WeWork Closes Thousands of Phone Booths Due to Cancerous Chemical

'The safety and well-being of our members is our top priority and we are working to remedy this situation as quickly as possible,' WeWork said in a statement

A WeWork logo is seen outside its offices in San Francisco, California, U.S. September 30, 2019.
Kate Munsch/ REUTERS

WeWork, the office-sharing company that is trying to negotiate a financial lifeline, has a new problem that may prove costly. It closed about 2,300 phone booths at some of its 223 sites in the United States and Canada after it says it discovered elevated levels of formaldehyde.

The company said in an email to tenants Monday that the chemical could pose a cancer risk if there is long-term exposure.

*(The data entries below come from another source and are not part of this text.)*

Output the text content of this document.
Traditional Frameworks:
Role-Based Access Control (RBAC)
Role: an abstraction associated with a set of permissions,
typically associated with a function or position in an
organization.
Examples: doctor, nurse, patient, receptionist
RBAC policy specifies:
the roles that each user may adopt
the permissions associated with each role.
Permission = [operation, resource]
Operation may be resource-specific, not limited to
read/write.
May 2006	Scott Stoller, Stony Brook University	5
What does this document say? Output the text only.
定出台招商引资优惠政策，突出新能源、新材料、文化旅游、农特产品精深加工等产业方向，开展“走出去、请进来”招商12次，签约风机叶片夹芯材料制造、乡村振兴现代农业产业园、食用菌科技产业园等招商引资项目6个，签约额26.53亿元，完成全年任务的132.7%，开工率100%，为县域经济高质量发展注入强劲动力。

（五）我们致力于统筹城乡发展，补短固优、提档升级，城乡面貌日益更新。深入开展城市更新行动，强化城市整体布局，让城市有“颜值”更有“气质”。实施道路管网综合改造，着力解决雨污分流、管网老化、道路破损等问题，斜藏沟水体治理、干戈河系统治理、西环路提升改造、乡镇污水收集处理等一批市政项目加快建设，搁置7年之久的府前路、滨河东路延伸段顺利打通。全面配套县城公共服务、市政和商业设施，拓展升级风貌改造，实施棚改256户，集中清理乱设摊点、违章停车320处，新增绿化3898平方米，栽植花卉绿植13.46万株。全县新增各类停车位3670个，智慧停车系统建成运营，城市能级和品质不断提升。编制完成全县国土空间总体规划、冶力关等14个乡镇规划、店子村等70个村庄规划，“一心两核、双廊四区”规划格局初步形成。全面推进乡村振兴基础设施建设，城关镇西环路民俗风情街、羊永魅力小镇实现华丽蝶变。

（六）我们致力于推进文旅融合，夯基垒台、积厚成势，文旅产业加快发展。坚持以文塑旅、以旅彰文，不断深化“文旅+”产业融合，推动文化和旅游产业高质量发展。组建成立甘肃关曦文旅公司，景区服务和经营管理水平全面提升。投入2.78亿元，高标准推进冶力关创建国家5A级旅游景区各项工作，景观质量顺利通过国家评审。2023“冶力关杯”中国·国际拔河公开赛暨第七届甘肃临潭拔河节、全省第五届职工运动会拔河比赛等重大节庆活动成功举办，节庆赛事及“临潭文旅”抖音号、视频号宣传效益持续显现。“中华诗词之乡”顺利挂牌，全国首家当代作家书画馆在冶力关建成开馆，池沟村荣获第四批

After a tenant complained of odor and eye irritation, WeWork began testing and based on the results took 1,600 phone booths out of service, the company said in the email to tenants, which it calls members.

An additional 700 booths were closed while more testing is conducted, it said. All the phone booths closed were installed over the past several months, WeWork said.

“The safety and well-being of our members is our top priority and we are working to remedy this situation as quickly as possible,” WeWork said in a statement.

More costs are the last thing needed at the company, which some analysts say is fast running out of cash. WeWork declined to comment on the cost of testing and replacing the booths. It also declined to identify the manufacturer.

It is in talks for a multibillion dollar rescue deal that could lead to its largest shareholder, Japan’s SoftBank, taking control.

“Long-term exposure to formaldehyde, such as that experienced by workers in jobs who experience high concentrations over many years, has been associated with certain types of cancers,” WeWork told tenants.